TS Lombard'ın baş Çin ekonomisti Rory Green, “Çin'de konuştuğum tüccarlar, bunu ölüm döşeğinden doğruca gece kulübüne gitmek olarak tanımlıyorlar” dedi ve ekledi: “Bu, bir dizi politikada büyük bir değişiklik”

Pekin'in teşviklere yönelmesi, Çin sisteminin şoklara uyum sağlamadaki merkezi bir özelliğinin altını çiziyor.

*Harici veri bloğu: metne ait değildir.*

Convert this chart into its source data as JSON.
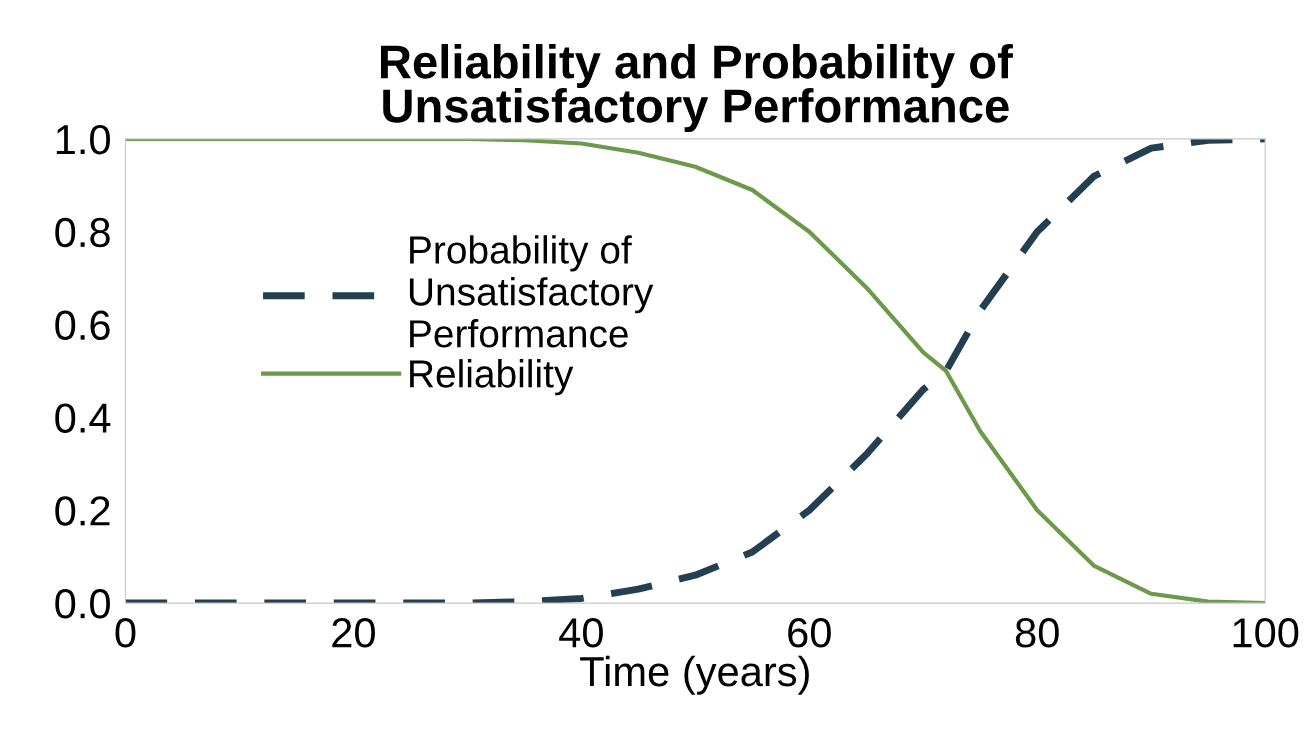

Tümüyle güçlü Çin Komünist Partisi tarafından yönetilen ülke, bireysel ifade üzerinde 'sert' kontrollere sahip. Yine de parti acil bir gidişat ihtiyacına karar verdiğinde, demokratik toplumlarda bulunan engellerden arınmış politikaları hızla oluşturma gücüne de sahip.

Green, “Hızlı hareket etme ve bir krizi çözme açısından Çin Komünist Partisi oldukça etkilidir. Çekebilecekleri çok fazla kaldıraç var” sözlerini kaydetti.

Çin Devlet Başkanı Xi Jinping, geçtiğimiz 10 yılı gücünü pekiştirmek için harcadı.

Trump 2017'de göreve ilk başladığında Xi görevinin henüz dördüncü yılındaydı ve yasal olarak iki beş yıllık dönemle sınırlıydı. Kısa bir süre önce Made in China 2025 olarak bilinen girişimi başlatmıştı: Hükümet ucuz arazi, hacimli devlet kredisi ve yüksek eğitimli uzmanları ülkenin 10 ileri teknoloji endüstrisindeki kapasitesini arttırmaya yönlendirdi.

Enerji sektöründe yıldızı parlıyor

Önemli alanlarda bu plan olağanüstü getiriler sağladı. Uluslararası Enerji Ajansı'na (IEA) göre Çin şu anda güneş pilleri, rüzgar türbinleri, bataryalar ve karbon emisyonlarını azaltan enerji sistemleri için diğer bileşenleri üreten küresel kapasitenin en az %60'ını kontrol ediyor. Çin yatırımları, ilan edilen genişlemelerin daha da yüksek bir payını oluşturuyor.

Trump'ın önerdiği bir sonraki gümrük vergisi dalgası ise Çin'e bir meydan okuma anlamını taşıyacak. Ancak bu aynı zamanda Pekin'de geçerlilik kazanan bir düşünceyi de pekiştirecek: Çin'in ihtiyaç duyduğu bileşen ve teknolojileri tedarik etmek için artık dış pazarlara güvenemeyeceği gerçeği.

Toronto Üniversitesi'nde Çin siyaseti profesörü olan Lynette Ong, “Çin liderliği, kendilerinden başka kimseye gerçekten güvenemeyecekleri konusunda zor bir ders alacak. Trump'ın ikinci dönemi Çin'in ekonomik özgüveni için bir hediye olabilir” ifadelerini kullandı.